Judge in LendingClub, FTC Case Focuses on Reasonable Consumer Application
In April 2018 the FTC filed a complaint against LendingClub Corporation alleging deceptive and unfair practices by the company in connection with the promise of “no hidden fees” for loans. At the time the case came before the court, however, this promise had been removed from the company’s site, resulting in a rebuke of the FTC by the court for continuing a case that should have settled.
In addition to the hidden fees issue, the FTC claimed that consumers had also complained that the lender had withdrawn money from borrower bank accounts after the loan was paid in full and engaged in misleading application confirmations for consumers who were not qualified for any loan.
In June, LendingClub moved to dismiss, claiming that the FTC’s deception arguments concerning fees were inaccurate as the disclosures complied with the Truth in Lending Act. The defendant argued that these disclosures were easily discovered by a consumer reasonably researching or submitting an application. But U.S. Magistrate Judge Jacqueline Scott Corley disagreed, noting that thousands of consumers had complained about the same issues, thus making it clear that these disclosures were misleading and confusing at best. She added that it was unlikely that thousands of consumers were acting unreasonably as LendingClub appeared to suggest.
But the court also admonished the FTC for taking the matter to court rather than agreeing to settle, after LendingTree had agreed to remedy the allegedly offensive fee disclosures. She also suggested that the FTC’s bid for injunctive relief was not strong, noting that “the allegations are thin here.” In harsh words to both parties, Judge Corley strongly suggested that the parties settle the matter rather than continue to waste the court’s time.

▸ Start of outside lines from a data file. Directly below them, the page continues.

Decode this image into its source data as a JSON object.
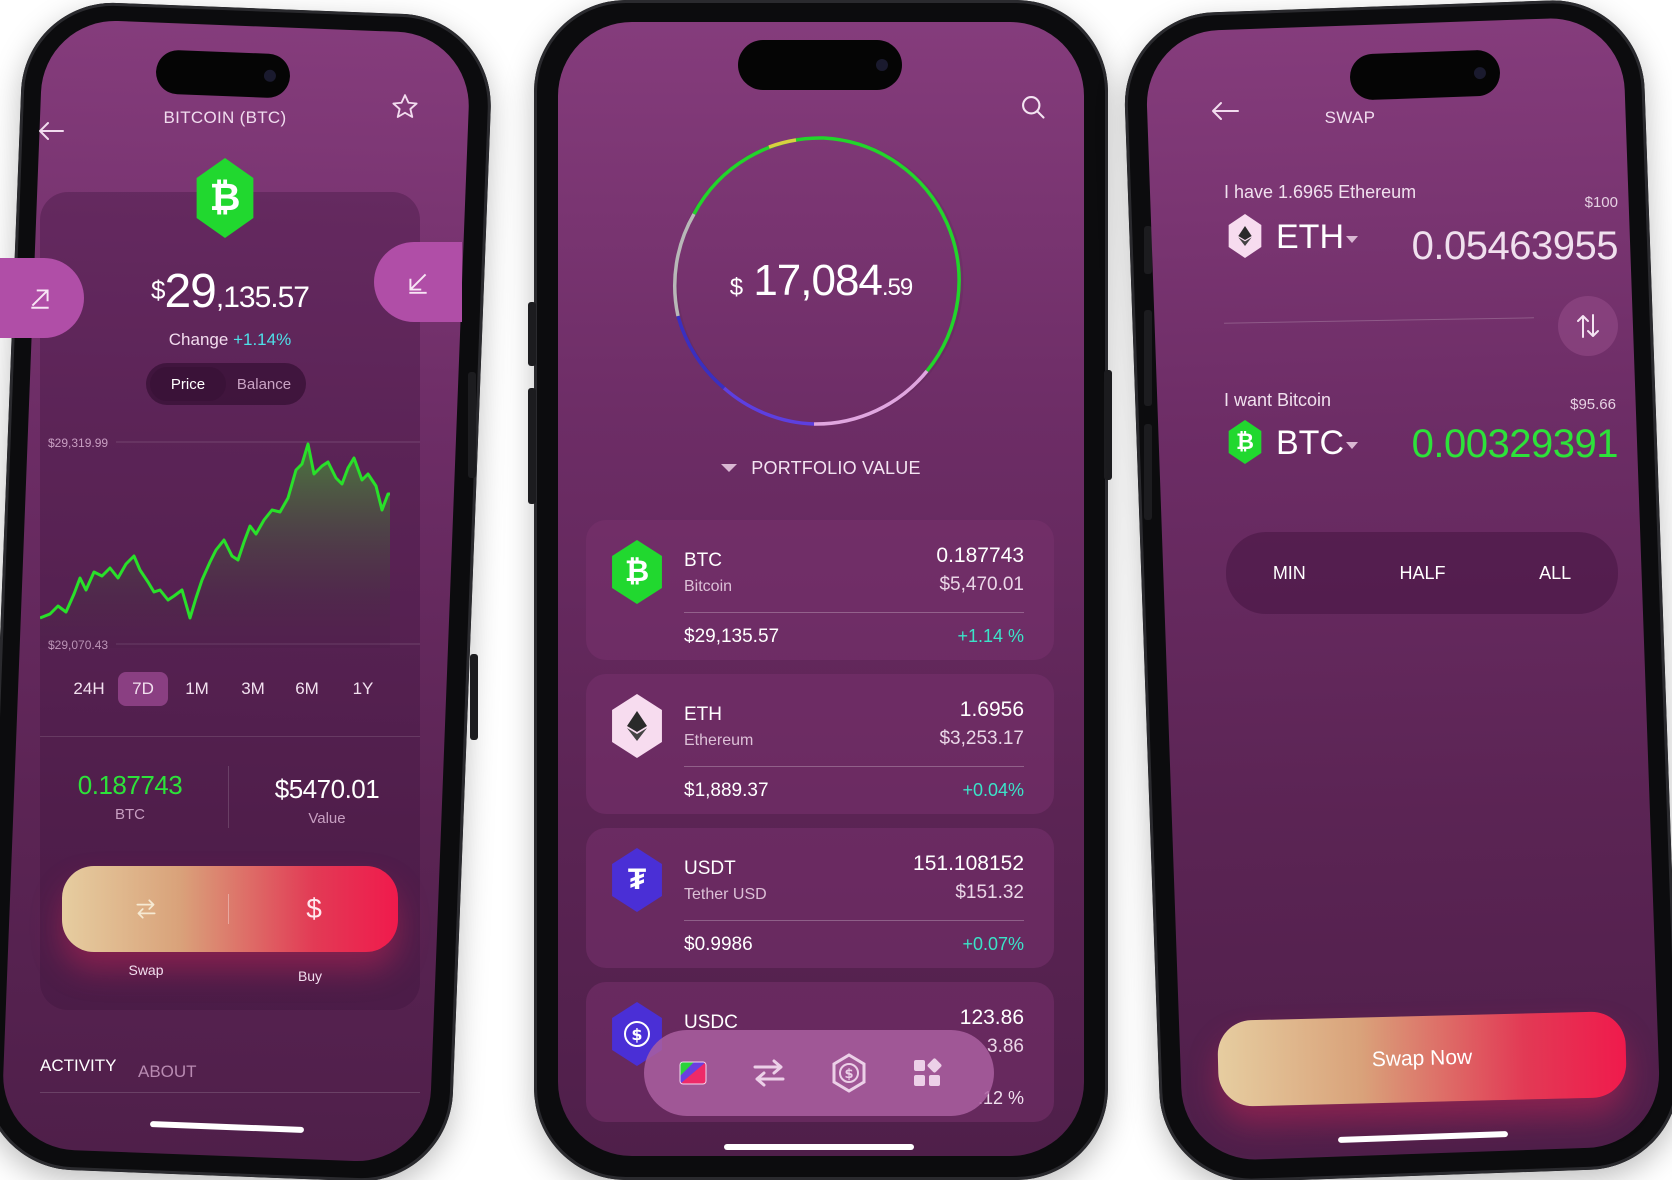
{
  "coin_detail": {
    "title": "BITCOIN (BTC)",
    "price_currency": "$",
    "price_int": "29",
    "price_rest": ",135.57",
    "change_label": "Change",
    "change_value": "+1.14%",
    "toggle": [
      "Price",
      "Balance"
    ],
    "chart_high": "$29,319.99",
    "chart_low": "$29,070.43",
    "ranges": [
      "24H",
      "7D",
      "1M",
      "3M",
      "6M",
      "1Y"
    ],
    "selected_range": "7D",
    "holding_amount": "0.187743",
    "holding_unit": "BTC",
    "holding_value": "$5470.01",
    "holding_value_label": "Value",
    "swap_label": "Swap",
    "buy_label": "Buy",
    "tab_activity": "ACTIVITY",
    "tab_about": "ABOUT"
  },
  "portfolio": {
    "total_currency": "$",
    "total_int": "17,084",
    "total_dec": ".59",
    "label": "PORTFOLIO VALUE",
    "assets": [
      {
        "symbol": "BTC",
        "name": "Bitcoin",
        "amount": "0.187743",
        "value": "$5,470.01",
        "price": "$29,135.57",
        "change": "+1.14 %",
        "color": "#21d82f"
      },
      {
        "symbol": "ETH",
        "name": "Ethereum",
        "amount": "1.6956",
        "value": "$3,253.17",
        "price": "$1,889.37",
        "change": "+0.04%",
        "color": "#f7dcef"
      },
      {
        "symbol": "USDT",
        "name": "Tether USD",
        "amount": "151.108152",
        "value": "$151.32",
        "price": "$0.9986",
        "change": "+0.07%",
        "color": "#4a2fd6"
      },
      {
        "symbol": "USDC",
        "name": "",
        "amount": "123.86",
        "value": "3.86",
        "price": "",
        "change": ".12 %",
        "color": "#4a2fd6"
      }
    ]
  },
  "swap": {
    "title": "SWAP",
    "have_label": "I have 1.6965 Ethereum",
    "have_usd": "$100",
    "have_symbol": "ETH",
    "have_amount": "0.05463955",
    "want_label": "I want Bitcoin",
    "want_usd": "$95.66",
    "want_symbol": "BTC",
    "want_amount": "0.00329391",
    "chips": [
      "MIN",
      "HALF",
      "ALL"
    ],
    "cta": "Swap Now"
  },
  "colors": {
    "accent_green": "#21d82f",
    "positive_teal": "#3be3c8",
    "cta_pink": "#f01a4c"
  }
}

The case is Federal Trade Commission v. LendingClub Corporation, case number 3:18-cv-02454-JSC, filed in the U.S. District Court for the Northern District of California.
Whether LendingClub ultimately succeeds in this case or settles with the FTC, the lesson here is clear – compliance with applicable disclosure laws (in this case, TILA) may not be enough in regulators’ eyes if other advertising and terminology used to promote the advertised products could still be considered confusing to a reasonable consumer.